Executive Function Skills in Preschool Geometry and Spatial Activities

Larry secretly hides a triangle shape inside a special box. Then his friend Hallie reaches into the box and tries to identify the shape based on touch alone, without peeking at the shape. Hallie will need to rely on her math and executive function skills to identify the hidden shape. [The activity described here is from the DREME Guided Small Group Math Activity: What Shape Am I Touching?]

Executive function (EF) skills allow people to think about and control their behavior and thoughts. As described below, many classroom activities that promote geometry and spatial thinking skills also provide opportunities for children to practice their EF skills.

What Geometry and Spatial Thinking Skills Can Children Learn in Preschool?

With support from teachers and repeated practice, preschoolers can learn to:

  • Notice that shapes and shape families differ in specific ways.
  • Name and identify familiar shapes (g., circles) and unfamiliar shapes (e.g., pentagons).
  • Describe properties of shapes that are similar.
  • Describe properties that all members of a shape family have in common (g., different triangles all have three sides), and properties that differ between shape families (e.g., squares vs. triangles).
  • Rotate and create shapes, both physically and mentally.
  • Acquire math vocabulary and concepts (g., lines, sides, vertices, angles, corners).

Returning to the example in the vignette, Hallie’s knowledge about shapes helps her figure out that there is a triangle in the box just by feeling the shape inside the box.

How Are Executive Function Skills Used in Geometry and Spatial Thinking Activities?

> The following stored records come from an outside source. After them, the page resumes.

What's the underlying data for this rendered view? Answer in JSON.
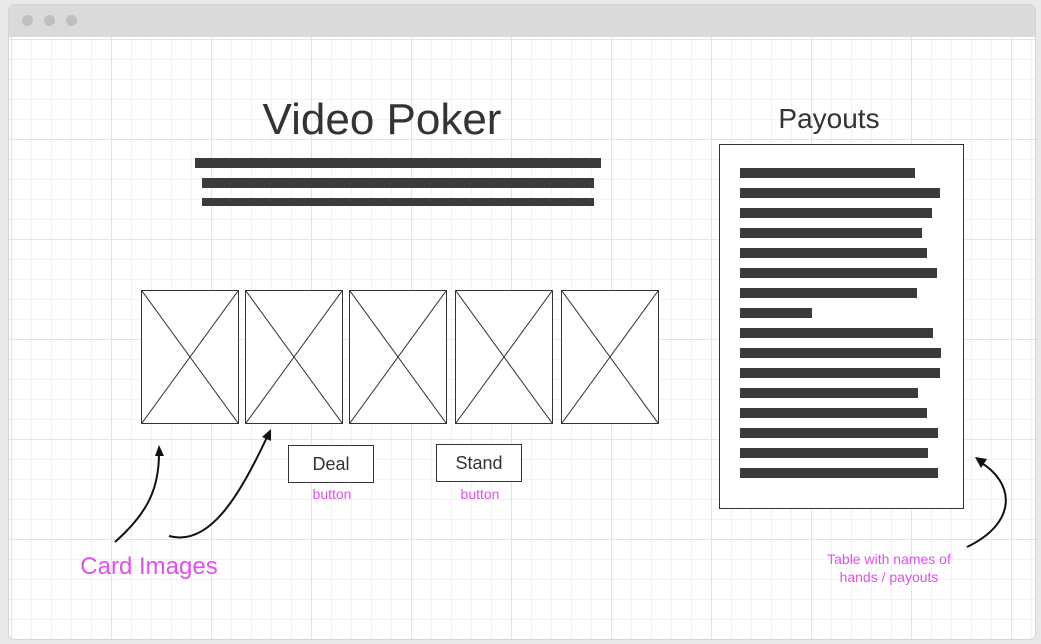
{
  "app": {
    "title": "Video Poker"
  },
  "payouts": {
    "title": "Payouts",
    "rows": 16
  },
  "cards": {
    "count": 5,
    "placeholder_icon": "image-placeholder-icon"
  },
  "buttons": {
    "deal_label": "Deal",
    "stand_label": "Stand",
    "type_label": "button"
  },
  "annotations": {
    "card_images": "Card Images",
    "table_note_line1": "Table with names of",
    "table_note_line2": "hands / payouts"
  },
  "colors": {
    "annotation": "#e14ff0",
    "text_placeholder": "#3b3b3b",
    "outline": "#333333"
  }
}
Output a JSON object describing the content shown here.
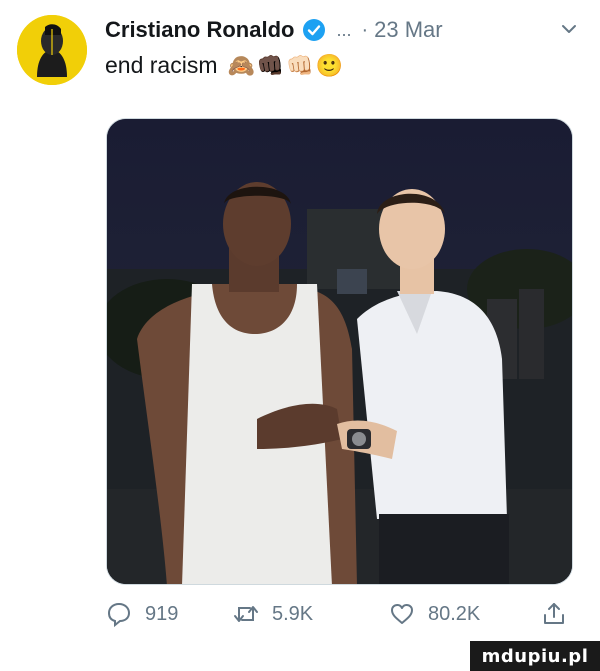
{
  "tweet": {
    "author_name": "Cristiano Ronaldo",
    "ellipsis": "...",
    "separator": "·",
    "date": "23 Mar",
    "text": "end racism",
    "emojis": [
      "🙈",
      "👊🏿",
      "👊🏻",
      "🙂"
    ]
  },
  "actions": {
    "reply_count": "919",
    "retweet_count": "5.9K",
    "like_count": "80.2K"
  },
  "icons": {
    "verified": "verified-badge-icon",
    "chevron": "chevron-down-icon",
    "reply": "reply-icon",
    "retweet": "retweet-icon",
    "like": "heart-icon",
    "share": "share-icon"
  },
  "colors": {
    "verified": "#1da1f2",
    "muted": "#657786",
    "avatar_bg": "#f1cf08"
  },
  "watermark": "mdupiu.pl"
}
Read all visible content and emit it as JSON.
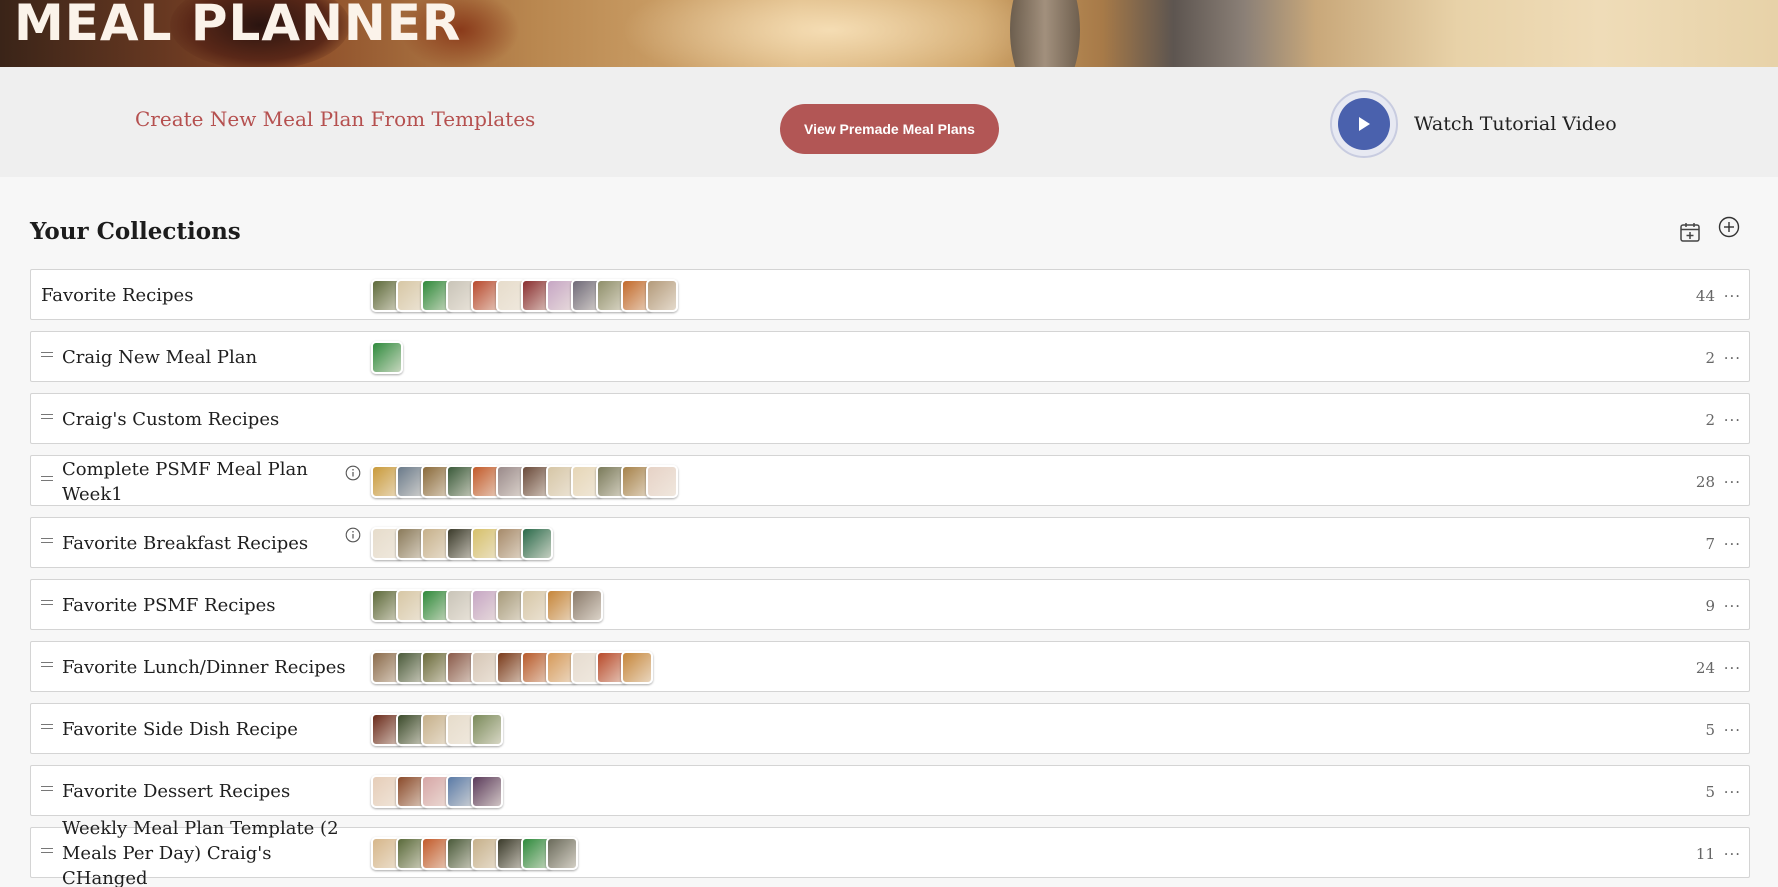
{
  "banner": {
    "title": "MEAL PLANNER"
  },
  "actions": {
    "template_link": "Create New Meal Plan From Templates",
    "premade_button": "View Premade Meal Plans",
    "tutorial_label": "Watch Tutorial Video"
  },
  "collections": {
    "title": "Your Collections",
    "rows": [
      {
        "name": "Favorite Recipes",
        "count": "44",
        "draggable": false,
        "info": false,
        "thumbs": [
          "#5d6a3a",
          "#d7c7a5",
          "#2f8a3a",
          "#c9c4b8",
          "#b84a2e",
          "#e6dccb",
          "#8a2f30",
          "#c6a6c4",
          "#6f6a78",
          "#8f8f6a",
          "#c26a2a",
          "#b39a7a"
        ]
      },
      {
        "name": "Craig New Meal Plan",
        "count": "2",
        "draggable": true,
        "info": false,
        "thumbs": [
          "#2e8a3c"
        ]
      },
      {
        "name": "Craig's Custom Recipes",
        "count": "2",
        "draggable": true,
        "info": false,
        "thumbs": []
      },
      {
        "name": "Complete PSMF Meal Plan Week1",
        "count": "28",
        "draggable": true,
        "info": true,
        "thumbs": [
          "#c99a3a",
          "#6a7a8a",
          "#8a6a3a",
          "#3a5a3a",
          "#c25a2a",
          "#9a8a8a",
          "#6a4a3a",
          "#d6c6a6",
          "#e6d6b6",
          "#7a7a5a",
          "#a6824a",
          "#e6d2c6"
        ]
      },
      {
        "name": "Favorite Breakfast Recipes",
        "count": "7",
        "draggable": true,
        "info": true,
        "thumbs": [
          "#e6dccb",
          "#8a7a5a",
          "#c6b08a",
          "#3a3a2a",
          "#d6c06a",
          "#a68a6a",
          "#2a6a4a"
        ]
      },
      {
        "name": "Favorite PSMF Recipes",
        "count": "9",
        "draggable": true,
        "info": false,
        "thumbs": [
          "#5d6a3a",
          "#d7c7a5",
          "#2f8a3a",
          "#c9c4b8",
          "#c6a6c4",
          "#a69a7a",
          "#d6c6a6",
          "#c6863a",
          "#8a7a6a"
        ]
      },
      {
        "name": "Favorite Lunch/Dinner Recipes",
        "count": "24",
        "draggable": true,
        "info": false,
        "thumbs": [
          "#8a6a4a",
          "#4a5a3a",
          "#6a6a3a",
          "#8a5a4a",
          "#d6c6b6",
          "#7a3a1a",
          "#b85a2a",
          "#d69a5a",
          "#e6dcd0",
          "#b84a2a",
          "#c6863a"
        ]
      },
      {
        "name": "Favorite Side Dish Recipe",
        "count": "5",
        "draggable": true,
        "info": false,
        "thumbs": [
          "#6a2a1a",
          "#3a4a2a",
          "#c6b08a",
          "#e6dccb",
          "#7a8a5a"
        ]
      },
      {
        "name": "Favorite Dessert Recipes",
        "count": "5",
        "draggable": true,
        "info": false,
        "thumbs": [
          "#e6cdb8",
          "#8a4a2a",
          "#d6a6a6",
          "#5a7aa6",
          "#5a3a5a"
        ]
      },
      {
        "name": "Weekly Meal Plan Template (2 Meals Per Day) Craig's CHanged",
        "count": "11",
        "draggable": true,
        "info": false,
        "thumbs": [
          "#d6b68a",
          "#5a6a3a",
          "#c25a2a",
          "#4a5a3a",
          "#c6b08a",
          "#3a3a2a",
          "#2e8a3c",
          "#6a6a5a"
        ]
      }
    ]
  },
  "colors": {
    "accent": "#b25655",
    "link": "#b5504f",
    "play": "#4a61ad"
  },
  "icons": [
    "play-icon",
    "calendar-plus-icon",
    "plus-circle-icon",
    "drag-handle-icon",
    "info-icon",
    "more-icon"
  ]
}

Hallie’s EF skills make it possible for her to:

  • Resist the urge to pull the shape out of the box before naming it (inhibitory control).
  • Think of different strategies to use to identify the shape (cognitive flexibility).
  • Keep track of how many sides and angles she has counted (working memory).

In this task and other classroom activities focused around geometry and spatial thinking, EF skills may support children’s ability to:

  • Physically or mentally rotate shapes, such as in the DREME Center/Small Group Math Activity: Creating Copies, in which students copy a geometric design or building shown in a picture using blocks or square color tiles.
  • Put shapes together to compose new shapes or figure out how to decompose a shape by taking it apart to make several separate shapes.
  • Use working memory to create and follow maps.

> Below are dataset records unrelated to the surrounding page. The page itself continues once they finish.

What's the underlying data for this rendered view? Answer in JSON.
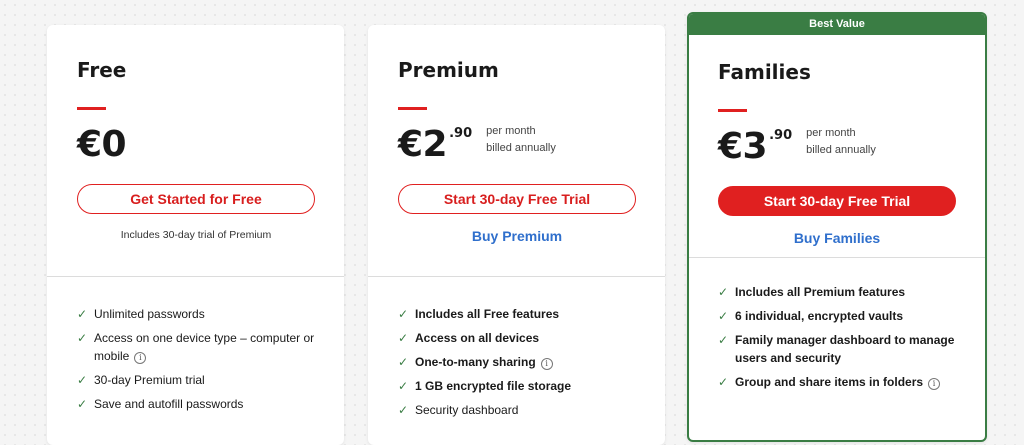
{
  "plans": {
    "free": {
      "name": "Free",
      "price_main": "€0",
      "cta": "Get Started for Free",
      "note": "Includes 30-day trial of Premium",
      "features": [
        {
          "text": "Unlimited passwords",
          "info": false
        },
        {
          "text": "Access on one device type – computer or mobile",
          "info": true
        },
        {
          "text": "30-day Premium trial",
          "info": false
        },
        {
          "text": "Save and autofill passwords",
          "info": false
        }
      ]
    },
    "premium": {
      "name": "Premium",
      "price_main": "€2",
      "price_cents": ".90",
      "price_note_1": "per month",
      "price_note_2": "billed annually",
      "cta": "Start 30-day Free Trial",
      "buy_link": "Buy Premium",
      "features": [
        {
          "text": "Includes all Free features",
          "info": false
        },
        {
          "text": "Access on all devices",
          "info": false
        },
        {
          "text": "One-to-many sharing",
          "info": true
        },
        {
          "text": "1 GB encrypted file storage",
          "info": false
        },
        {
          "text": "Security dashboard",
          "info": false
        }
      ]
    },
    "families": {
      "banner": "Best Value",
      "name": "Families",
      "price_main": "€3",
      "price_cents": ".90",
      "price_note_1": "per month",
      "price_note_2": "billed annually",
      "cta": "Start 30-day Free Trial",
      "buy_link": "Buy Families",
      "features": [
        {
          "text": "Includes all Premium features",
          "info": false
        },
        {
          "text": "6 individual, encrypted vaults",
          "info": false
        },
        {
          "text": "Family manager dashboard to manage users and security",
          "info": false
        },
        {
          "text": "Group and share items in folders",
          "info": true
        }
      ]
    }
  },
  "icons": {
    "check": "checkmark-icon",
    "info": "info-icon"
  },
  "colors": {
    "accent_red": "#e02020",
    "green": "#3a7d44",
    "link_blue": "#2f6fcc"
  }
}
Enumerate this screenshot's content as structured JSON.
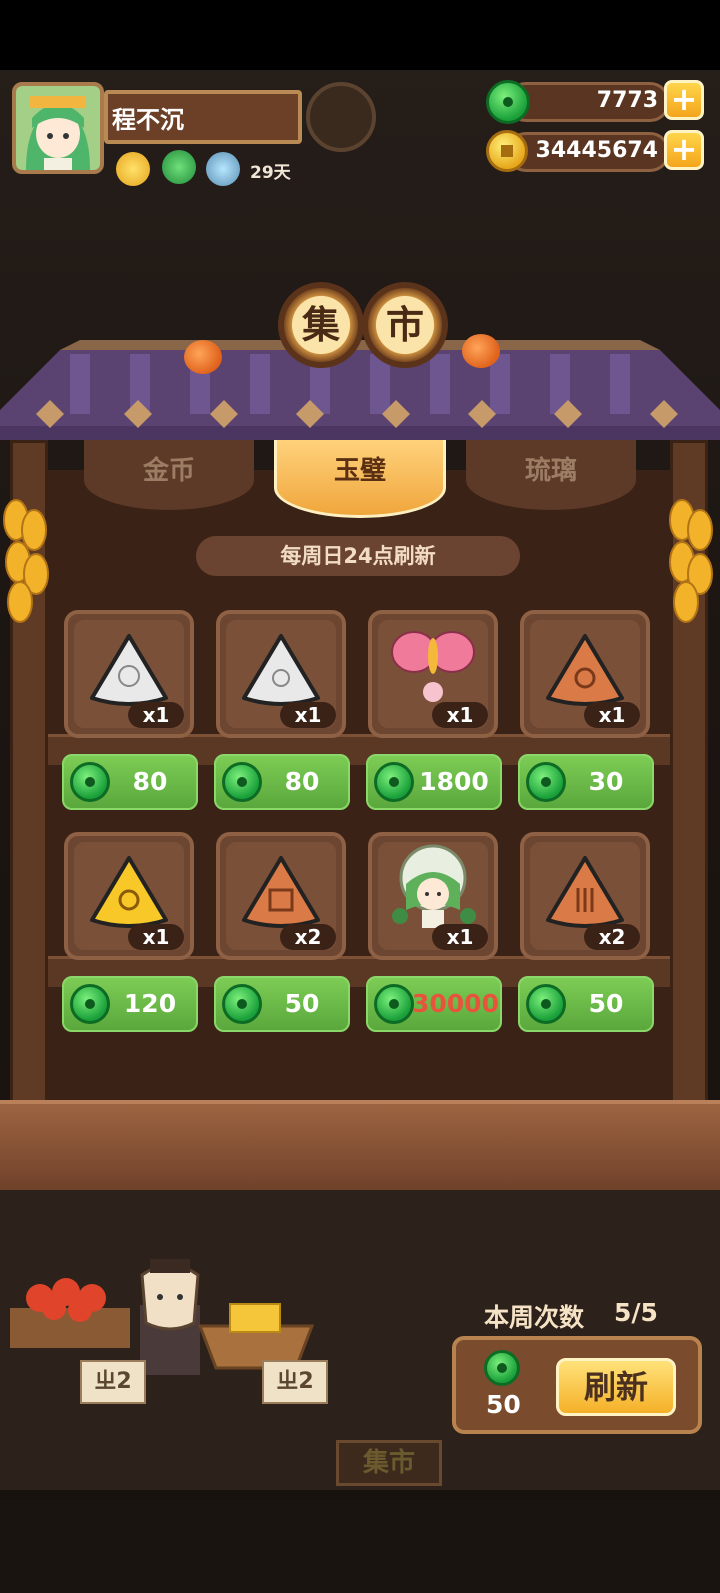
{
  "player": {
    "name": "程不沉",
    "days": "29天"
  },
  "currency": {
    "jade": "7773",
    "gold": "34445674"
  },
  "market": {
    "title_chars": [
      "集",
      "市"
    ],
    "tabs": [
      "金币",
      "玉璧",
      "琉璃"
    ],
    "active_tab": "玉璧",
    "refresh_note": "每周日24点刷新"
  },
  "items": [
    {
      "name": "white-rice-dumpling-crab",
      "qty": "x1",
      "price": "80",
      "price_color": "#ffffff"
    },
    {
      "name": "white-rice-dumpling-flower",
      "qty": "x1",
      "price": "80",
      "price_color": "#ffffff"
    },
    {
      "name": "pink-butterfly",
      "qty": "x1",
      "price": "1800",
      "price_color": "#ffffff"
    },
    {
      "name": "brown-rice-dumpling-swirl",
      "qty": "x1",
      "price": "30",
      "price_color": "#ffffff"
    },
    {
      "name": "gold-rice-dumpling",
      "qty": "x1",
      "price": "120",
      "price_color": "#ffffff"
    },
    {
      "name": "brown-rice-dumpling-glyph",
      "qty": "x2",
      "price": "50",
      "price_color": "#ffffff"
    },
    {
      "name": "green-hair-character",
      "qty": "x1",
      "price": "30000",
      "price_color": "#e8533c"
    },
    {
      "name": "brown-rice-dumpling-lines",
      "qty": "x2",
      "price": "50",
      "price_color": "#ffffff"
    }
  ],
  "weekly": {
    "label": "本周次数",
    "value": "5/5"
  },
  "refresh": {
    "cost": "50",
    "button_label": "刷新"
  },
  "bottom_sign": "集市",
  "tags": [
    "ㄓ2",
    "ㄓ2"
  ]
}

Children can also practice EF and spatial skills during regular routines, such as in the DREME Math Moment: Get Attention Using Spatial Words, in which children must remember and follow a series of prompts.

Why Focus on Math and EF Skills?

First, many researchers have found that EF and math skills are related to each other, and that children’s EF skills are related to how well they complete math activities or learn math concepts or strategies [1]. Second, we focus on EF and math because both sets of skills are malleable—meaning that they can improve with practice [2, 3]. The DREME Guided Small Group Math Activities include built-in supports to help teachers prioritize teaching opportunities for children to practice their EF during spatial and geometry activities.

See the additional DREME articles on executive function and math to learn more about how specific EF skills play a role in math activities.

 

References:

[1] Mazzocco, M. M. M., & Kover, S. T. (2007). A longitudinal assessment of executive function skills and their association with math performance. Child Neuropsychology, 13(1), 18–45. https://doi.org/10.1080/09297040600611346

[2] Clements, D. H., Sarama, J., & Germeroth, C. (2016). Learning executive function and early mathematics: Directions of causal relations. Early Childhood Research Quarterly, 36(3), 79–90. https://doi.org/10.1016/j.ecresq.2015.12.009

[3] Banse, H. W., Clements, D. H., Sarama, J., Day-Hess, C. A., & Joswick, C. (2021). Supporting executive function development and early mathematics through a geometry activity. Young Children, 76(3), 75-82.